Yaptığı trafik kazası nedeni ile aynı aileden üç kişinin ölümüne sebep olan yazar Emrah Serbes’e yüklü tazminat davası. Serbes’e, 4,5 milyon liralık tazminat davası açıldı. Detaylar haberimizde…
Emrah Serbes hakkında tazminat davası
Ünlü yazar Emrah Serbes, İzmir’de alkollü ve aşırı süratli şekilde kullandığı araçla kaza yapmış ve aynı aileden olan üç kişinin ölümüne neden olmuştu. Hakkında daha önce ağır ceza mahkemesine “bilinçli taksirle birden fazla kişinin ölümüne neden olmak” suçundan 22,5 yıla kadar hapis cezası istemi ile ceza davası açılan Emrah Serbes’e şimdi de, kazada hayatını kaybedenlerin ailesinin avukatı Burcu Ece Güler tarafından 4.5 milyon liralık manevi tazminat davası açıldı. Tutuklu yargılanan Emrah Serbes, 8 Mart günü ilk kez hakim karşısına çıkmaya hazırlanıyor.
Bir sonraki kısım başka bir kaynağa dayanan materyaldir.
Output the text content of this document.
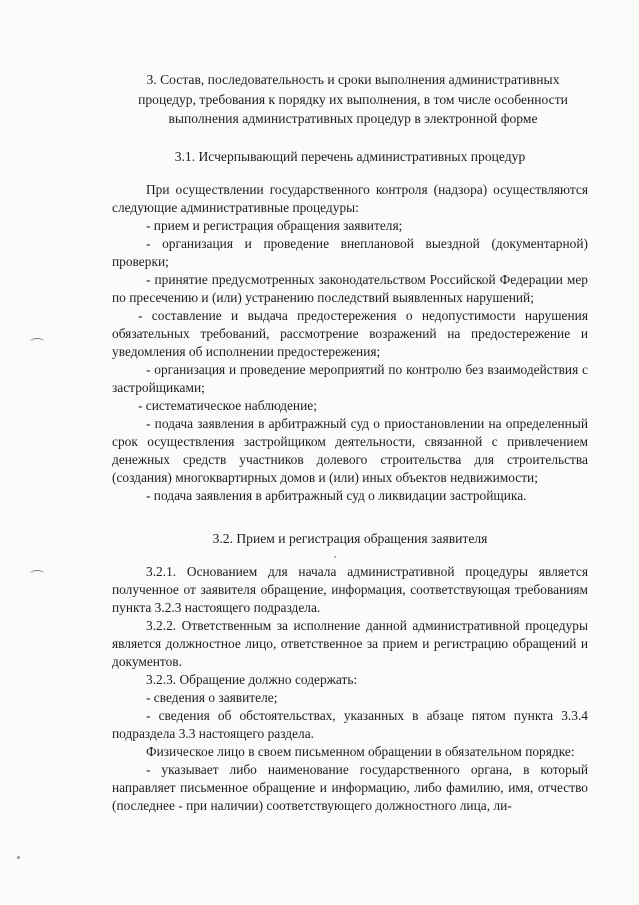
3. Состав, последовательность и сроки выполнения административных процедур, требования к порядку их выполнения, в том числе особенности выполнения административных процедур в электронной форме
3.1. Исчерпывающий перечень административных процедур

При осуществлении государственного контроля (надзора) осуществляются следующие административные процедуры:

- прием и регистрация обращения заявителя;

- организация и проведение внеплановой выездной (документарной) проверки;

- принятие предусмотренных законодательством Российской Федерации мер по пресечению и (или) устранению последствий выявленных нарушений;

- составление и выдача предостережения о недопустимости нарушения обязательных требований, рассмотрение возражений на предостережение и уведомления об исполнении предостережения;

- организация и проведение мероприятий по контролю без взаимодействия с застройщиками;

- систематическое наблюдение;

- подача заявления в арбитражный суд о приостановлении на определенный срок осуществления застройщиком деятельности, связанной с привлечением денежных средств участников долевого строительства для строительства (создания) многоквартирных домов и (или) иных объектов недвижимости;

- подача заявления в арбитражный суд о ликвидации застройщика.

3.2. Прием и регистрация обращения заявителя

3.2.1. Основанием для начала административной процедуры является полученное от заявителя обращение, информация, соответствующая требованиям пункта 3.2.3 настоящего подраздела.

3.2.2. Ответственным за исполнение данной административной процедуры является должностное лицо, ответственное за прием и регистрацию обращений и документов.

3.2.3. Обращение должно содержать:

- сведения о заявителе;

- сведения об обстоятельствах, указанных в абзаце пятом пункта 3.3.4 подраздела 3.3 настоящего раздела.

Физическое лицо в своем письменном обращении в обязательном порядке:

- указывает либо наименование государственного органа, в который направляет письменное обращение и информацию, либо фамилию, имя, отчество (последнее - при наличии) соответствующего должностного лица, ли-
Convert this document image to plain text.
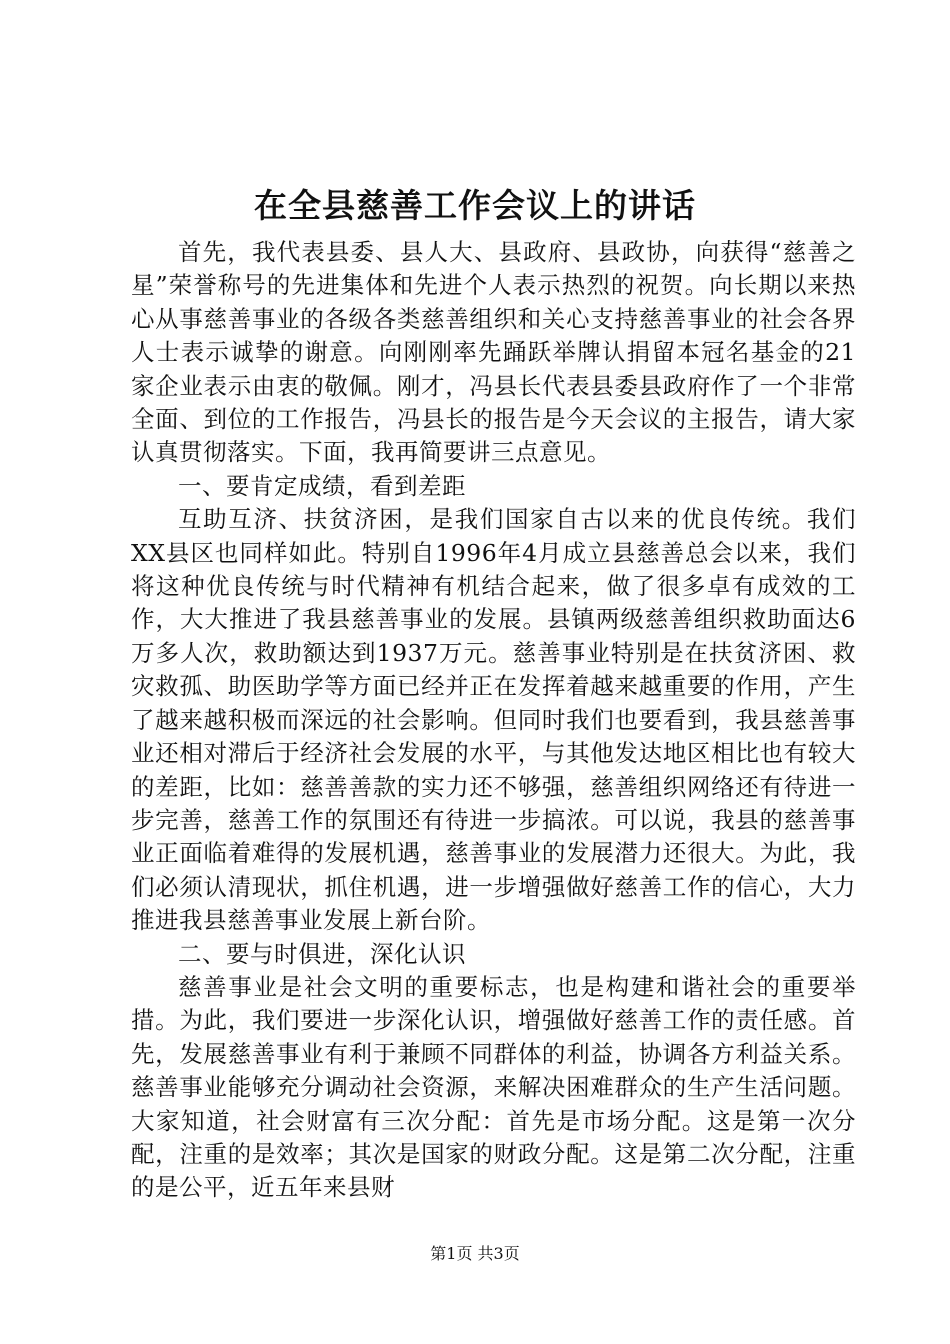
在全县慈善工作会议上的讲话

首先，我代表县委、县人大、县政府、县政协，向获得“慈善之星”荣誉称号的先进集体和先进个人表示热烈的祝贺。向长期以来热心从事慈善事业的各级各类慈善组织和关心支持慈善事业的社会各界人士表示诚挚的谢意。向刚刚率先踊跃举牌认捐留本冠名基金的21家企业表示由衷的敬佩。刚才，冯县长代表县委县政府作了一个非常全面、到位的工作报告，冯县长的报告是今天会议的主报告，请大家认真贯彻落实。下面，我再简要讲三点意见。

一、要肯定成绩，看到差距

互助互济、扶贫济困，是我们国家自古以来的优良传统。我们XX县区也同样如此。特别自1996年4月成立县慈善总会以来，我们将这种优良传统与时代精神有机结合起来，做了很多卓有成效的工作，大大推进了我县慈善事业的发展。县镇两级慈善组织救助面达6万多人次，救助额达到1937万元。慈善事业特别是在扶贫济困、救灾救孤、助医助学等方面已经并正在发挥着越来越重要的作用，产生了越来越积极而深远的社会影响。但同时我们也要看到，我县慈善事业还相对滞后于经济社会发展的水平，与其他发达地区相比也有较大的差距，比如：慈善善款的实力还不够强，慈善组织网络还有待进一步完善，慈善工作的氛围还有待进一步搞浓。可以说，我县的慈善事业正面临着难得的发展机遇，慈善事业的发展潜力还很大。为此，我们必须认清现状，抓住机遇，进一步增强做好慈善工作的信心，大力推进我县慈善事业发展上新台阶。

二、要与时俱进，深化认识

慈善事业是社会文明的重要标志，也是构建和谐社会的重要举措。为此，我们要进一步深化认识，增强做好慈善工作的责任感。首先，发展慈善事业有利于兼顾不同群体的利益，协调各方利益关系。慈善事业能够充分调动社会资源，来解决困难群众的生产生活问题。大家知道，社会财富有三次分配：首先是市场分配。这是第一次分配，注重的是效率；其次是国家的财政分配。这是第二次分配，注重的是公平，近五年来县财

第1页 共3页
Aynı aileden üç kişi hayatını kaybetmişti
Emrah Serbes, geçtiğimiz 22 Eylül günü İzmir-Aydın Otoyolu Torbalı Kavşağı yakınlarında Ayhan Özçelik’in kullandığı araçla çarpışmıştı. Feci kazada, otomobili kullanan Ayhan Özçelik ve 16 yaşındaki kızı Zeynep Özçelik olay yerinde can verirken, ağır yaralı olarak hastaneye kaldırılan anne Nilgün Özçelik 12 gün tedavi sonrası yaşam mücadelesine yenik düşerek can vermişti.
Kazayı, ilk olarak Kenan Doğru üstlenmişti. Aracı kendisinin kullandığını ifade etmişti. Ancak, soruşturma devam ederken Emrah Serbes bir itiraf mektubu yayınlayarak kazayı kendisinin yaptığını açıklamıştı.
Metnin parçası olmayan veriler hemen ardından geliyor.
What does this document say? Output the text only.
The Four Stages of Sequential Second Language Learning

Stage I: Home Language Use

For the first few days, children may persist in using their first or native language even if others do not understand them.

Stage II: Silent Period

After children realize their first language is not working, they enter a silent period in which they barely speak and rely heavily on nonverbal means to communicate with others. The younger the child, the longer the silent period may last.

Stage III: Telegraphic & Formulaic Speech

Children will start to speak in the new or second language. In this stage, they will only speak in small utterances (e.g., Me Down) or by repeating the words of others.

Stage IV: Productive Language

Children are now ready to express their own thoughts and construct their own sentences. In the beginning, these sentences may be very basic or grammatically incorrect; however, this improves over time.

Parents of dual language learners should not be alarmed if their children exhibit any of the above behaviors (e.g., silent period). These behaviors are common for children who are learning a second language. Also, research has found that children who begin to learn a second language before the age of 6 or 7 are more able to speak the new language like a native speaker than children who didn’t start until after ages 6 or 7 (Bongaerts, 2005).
İşte Emrah Serbes’in itiraf mektubu:
22.09.2017 tarihinde İzmir – Aydın otobanında meydana gelen kazanın sorumlusu benim. Bu kazada aynı aileden bir baba-kız hayatını kaybetti, anne ise yoğun bakımda. Ölen genç kız, bir çocuk, 16 yaşında. Hiçbir şey bir genç kızın hayatından daha değerli değildir.
Bir rampanın ardından birden önümüze çıkan araca çarpmamak için elimden gelen bütün çabayı sarf ettim. Kaygan zemin nedeniyle yavaşlayamadığımdan direksiyonu bariyerlere kırdım. Ama çarpışmanın önüne geçemedim. Bariyerleri aşarak üç-dört takla attık ve sonunda demir tellere takılarak durduk. Açılan hava yastıkları ve aracın güvenlik sistemi nedeniyle kazayı hafif sıyrıklarla atlattık. Kaza esnasında yanımda oturan arkadaşım Kenan Doğru ile birlikte aracın sunroof’undan çıktık ve diğer aracın yanına gittik.
Araçtakilerin nabızlarına baktım anne hala hayattaydı. 112’yi aradık ama ambulans olay yerine çok geç geldi. Araçtan fırlayıp yolun kenarında yatan genç kızı görünce kendimi kaybettim ve bu şok nedeniyle olay anında kazayı üstlenemedim. Kazayı yanımda oturan arkadaşım Kenan Doğru üstlendi. Şu an suçsuz olduğu halde cezaevinde yatmaktadır. Kenan’ı Beşiktaş tribününden tanırım, senelerce birbirimizi kolladık. Bu hadise nedeniyle hiç kimseye bir şey söylemeden sonuna kadar cezaevinde benim için yatabilecek bir insandır. Ama aradan günler geçtikçe bu vicdani sorumluluğu kaldıramayacağımı anladım. Savcılığa geldim ve kendim teslim oluyorum. Hayatını kaybedenleri geri getirmeyecek olsa da cezam neyse çekmeye hazırım. Hayatını kaybedenlerin yakınlarından özür dilerim. Keşke bu kazada ben ölseydim. Hayatı boyunca haktan, hukuktan, adaletten bahsetmiş biri olarak bundan sonra doğan her gün benim için azap olacak. Suçun cezasından kaçabilirsin ama vicdanın azabından kaçamazsın.